July 12, 2004

If you're going to argue that the selection of John Edwards has failed to produce a bounce, it would be helpful to provide some actual numbers from the past as a point of comparison. Since no one else has....

Until 1976, Vice Presidents were usually picked by the nominee during the week of the convention, often after the candidate had been formally nominated. Since the nomination was typically not decided until the delegates had their say, it made sense not to jump the gun. In '76, however, Ronald Reagan, trailing Gerald Ford in the delegate race, threw a Hail Mary, nominating Senator Richard Schweiker to be his running mate several weeks beforehand, then attempted to use the convention floor to force Ford to do the same. He failed, in a precursor of the nomination battle that was to follow, but the practice of picking a Veep well before the convention soon caught on.

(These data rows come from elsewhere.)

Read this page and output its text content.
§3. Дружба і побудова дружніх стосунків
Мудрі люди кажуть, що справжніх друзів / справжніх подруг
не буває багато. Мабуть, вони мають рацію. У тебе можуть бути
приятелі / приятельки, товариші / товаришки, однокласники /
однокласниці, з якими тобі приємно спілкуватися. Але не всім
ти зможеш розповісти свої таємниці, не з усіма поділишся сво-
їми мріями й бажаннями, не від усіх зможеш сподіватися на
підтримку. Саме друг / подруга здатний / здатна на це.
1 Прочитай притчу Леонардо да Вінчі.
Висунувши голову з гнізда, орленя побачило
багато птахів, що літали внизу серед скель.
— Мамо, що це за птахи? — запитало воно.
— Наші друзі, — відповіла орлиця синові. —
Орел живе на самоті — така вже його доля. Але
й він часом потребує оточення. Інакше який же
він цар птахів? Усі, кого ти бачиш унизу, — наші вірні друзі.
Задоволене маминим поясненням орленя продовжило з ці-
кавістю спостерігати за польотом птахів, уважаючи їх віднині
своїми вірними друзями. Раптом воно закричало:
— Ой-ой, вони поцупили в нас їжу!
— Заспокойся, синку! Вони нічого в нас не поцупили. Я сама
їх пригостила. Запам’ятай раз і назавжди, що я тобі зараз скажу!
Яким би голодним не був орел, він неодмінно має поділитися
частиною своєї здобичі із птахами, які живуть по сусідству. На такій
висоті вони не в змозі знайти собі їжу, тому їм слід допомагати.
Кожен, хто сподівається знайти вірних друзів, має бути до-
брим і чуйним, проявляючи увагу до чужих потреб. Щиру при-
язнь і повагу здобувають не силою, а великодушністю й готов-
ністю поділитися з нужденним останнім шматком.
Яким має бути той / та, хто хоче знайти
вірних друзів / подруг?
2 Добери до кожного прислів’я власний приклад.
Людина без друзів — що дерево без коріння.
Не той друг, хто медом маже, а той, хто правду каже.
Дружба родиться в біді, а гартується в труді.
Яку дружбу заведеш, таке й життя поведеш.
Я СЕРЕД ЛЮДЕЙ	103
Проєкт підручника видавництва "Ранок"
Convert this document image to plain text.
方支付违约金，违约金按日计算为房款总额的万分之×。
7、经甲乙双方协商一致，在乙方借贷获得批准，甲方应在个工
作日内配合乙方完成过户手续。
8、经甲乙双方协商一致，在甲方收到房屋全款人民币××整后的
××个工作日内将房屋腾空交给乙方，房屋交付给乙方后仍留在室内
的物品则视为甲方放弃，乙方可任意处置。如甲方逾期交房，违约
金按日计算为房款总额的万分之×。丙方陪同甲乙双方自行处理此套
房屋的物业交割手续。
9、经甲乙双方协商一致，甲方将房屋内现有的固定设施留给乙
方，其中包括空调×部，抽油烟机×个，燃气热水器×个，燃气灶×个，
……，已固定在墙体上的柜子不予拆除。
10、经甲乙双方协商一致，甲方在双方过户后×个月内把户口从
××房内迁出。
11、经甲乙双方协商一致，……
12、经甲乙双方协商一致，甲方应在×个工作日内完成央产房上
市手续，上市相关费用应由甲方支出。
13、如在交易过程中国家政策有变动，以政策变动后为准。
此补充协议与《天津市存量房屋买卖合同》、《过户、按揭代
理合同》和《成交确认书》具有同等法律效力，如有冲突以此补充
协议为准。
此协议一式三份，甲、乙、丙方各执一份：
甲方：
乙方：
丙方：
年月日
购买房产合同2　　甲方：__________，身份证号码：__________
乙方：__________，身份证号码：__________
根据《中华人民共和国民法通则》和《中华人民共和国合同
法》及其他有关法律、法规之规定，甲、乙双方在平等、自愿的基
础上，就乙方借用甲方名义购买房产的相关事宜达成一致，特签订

The next time it happened was in 1984, when Walter Mondale chose Geraldine Ferraro to be his running mate a month before the convention. Selecting a woman was an unprecedented move, and such farsightedness in recognizing the existence of the "gender gap" has been fruitful for Democrats since then, but the selection caused barely a ripple in the polls. At the ensuing convention, Mondale did receive a nice bounce, but he lost anyway.

In 1988, Michael Dukakis waited until early-July to pick Lloyd Bentsen. That pick also produced a small bounce in the pre-convention polls, albeit a bounce in favor of George Bush (Dukakis picked up a much larger boost at the convention itself in late-July). When it came time for Bush to pick a nominee, his choice of Dan Quayle came in the middle of the Convention. It is safe to say that the selection of Quayle was one of the most disastrous political moves of the 20th Century, and in reaction, the American People ended up giving 41 one of the largest post-convention bounces in history.

After that, the Vice Presidential nominee was always picked well before the formal nomination process was completed, so pollsters can detect a bounce from the Veep selection as distinct from any bounce accruing from the convention itself. In each instance, the nomination of the Vice President had an almost neglible impact on the polls, while the convention itself produced a significant impact. Clinton opting for Al Gore in 1992 hardly nudged the polls at all; Gore's history-making selection of Joe Lieberman had even less of an impact. And if Dole and Bush (43) were aided by the nomination of party warhorses for the number two slot, it wasn't immediately apparent in the overnight polls.

This time, the consensus is that Kerry has picked up 2-3 points or so in the polls since he chose John Edwards (that is to say, he's gone from being tied to being about 5 points up). The White House spin machine has been quite aggressive in painting this as insignificant, and continue to act as if polls which include Ralph Nader as a "candidate" have any intellectual honesty whatsoever. In fact, a pre-convention bounce of five points, in a race in which Kerry had either trailed or been tied, is massively significant, and the state-by-state trends right now are quite favorable to the Democratic nominee. He continues to out-perform Gore in the so-called "Purple States" (states won by either Gore or Bush by <5%), and has caused a number of "Red States" to be thrown into doubt, including North Carolina, Virginia and Arizona. The cool, composed Edwards compares favorably on the stump with the vulgarian loose cannon from Wyoming, and he may have already changed the dynamic of this race.